In 2015, as a Senator, Jeff Sessions, who is now Trump's attorney general, had high praise for a 1924 immigration law which, based on the discredited "Eugenics" theory of white racial superiority which Adolf Hitler espoused, was heavily skewed toward immigration from the "Nordic" countries of northern Europe and cut off immigration from the rest of the world almost entirely.

Indeed Hitler, writing some 90 years before Sessions in Mein Kampf, claimed to have been inspired by that law.

On January 16, however, Sessions told Fox News that America should have an immigration system more like Canada, which, according to the him, accepts immigrants based more on education and ability than the US does.
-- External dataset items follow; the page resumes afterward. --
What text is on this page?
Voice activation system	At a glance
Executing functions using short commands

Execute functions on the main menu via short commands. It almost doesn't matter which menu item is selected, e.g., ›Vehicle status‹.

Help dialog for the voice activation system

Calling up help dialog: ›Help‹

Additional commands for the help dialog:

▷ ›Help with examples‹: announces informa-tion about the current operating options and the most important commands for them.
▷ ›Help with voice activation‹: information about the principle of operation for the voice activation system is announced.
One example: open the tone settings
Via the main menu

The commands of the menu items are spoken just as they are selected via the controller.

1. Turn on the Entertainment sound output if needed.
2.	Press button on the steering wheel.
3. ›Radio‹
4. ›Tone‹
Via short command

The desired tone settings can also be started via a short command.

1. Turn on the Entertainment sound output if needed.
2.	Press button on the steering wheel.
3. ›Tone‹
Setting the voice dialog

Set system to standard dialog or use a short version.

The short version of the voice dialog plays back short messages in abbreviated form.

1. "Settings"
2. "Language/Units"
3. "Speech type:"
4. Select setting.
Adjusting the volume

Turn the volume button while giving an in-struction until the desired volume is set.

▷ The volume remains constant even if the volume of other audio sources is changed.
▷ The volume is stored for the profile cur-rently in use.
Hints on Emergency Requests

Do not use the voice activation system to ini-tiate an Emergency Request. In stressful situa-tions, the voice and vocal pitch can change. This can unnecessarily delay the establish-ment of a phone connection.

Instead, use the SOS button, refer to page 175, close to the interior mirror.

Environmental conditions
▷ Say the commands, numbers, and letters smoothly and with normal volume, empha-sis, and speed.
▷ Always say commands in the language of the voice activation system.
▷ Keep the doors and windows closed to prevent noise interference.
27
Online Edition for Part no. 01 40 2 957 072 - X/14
Either Sessions has had a radical change of heart from the time only three years ago when he praised the racially bigoted 1924 Johnson Reed immigration act, or else he may be unaware that immigrants from Europe are a small minority in Canada, down to 11.6 percent of all immigrants in 2016, an even smaller percentage than immigrants from Africa, which Canada obviously does not consider to be a "shithole" (or "shithouse" - I want be sure to quote the US president correctly), part of the world.

By far the largest percentage of immigrants to Canada are from Asia.


If Sessions is indeed aware of the fact that the ethnic makeup of Canada's immigrant population is a far cry from that of the northern-Europe paradigm in the 1924 "national origins" immigration law which Sessions held up as an ideal in his "Immigration Handbook for Senate Republicans" only three years ago, he may just want to go and have a friendly chat with his boss, Donald Trump, who on January 11 said that America needs immigrants from "countries like Norway", not from Africa or Haiti.

Sessions and other supporters of the RAISE Act, which would give preference to parts of the world such as Europe where English is widely understood and higher education widely available, while ending extended family immigration and the visa lottery which benefit mainly non-white immigrants from other parts of the world, may think that their proposals will make America's immigration system white again - as it was between 1924 and 1964.

But if America really becomes more like Canada with regard to immigration, supporters of the white supremacist immigration system which Donald Trump endorsed on January 11 (and has since unconvincingly tried to walk back from) may regret what they wished for.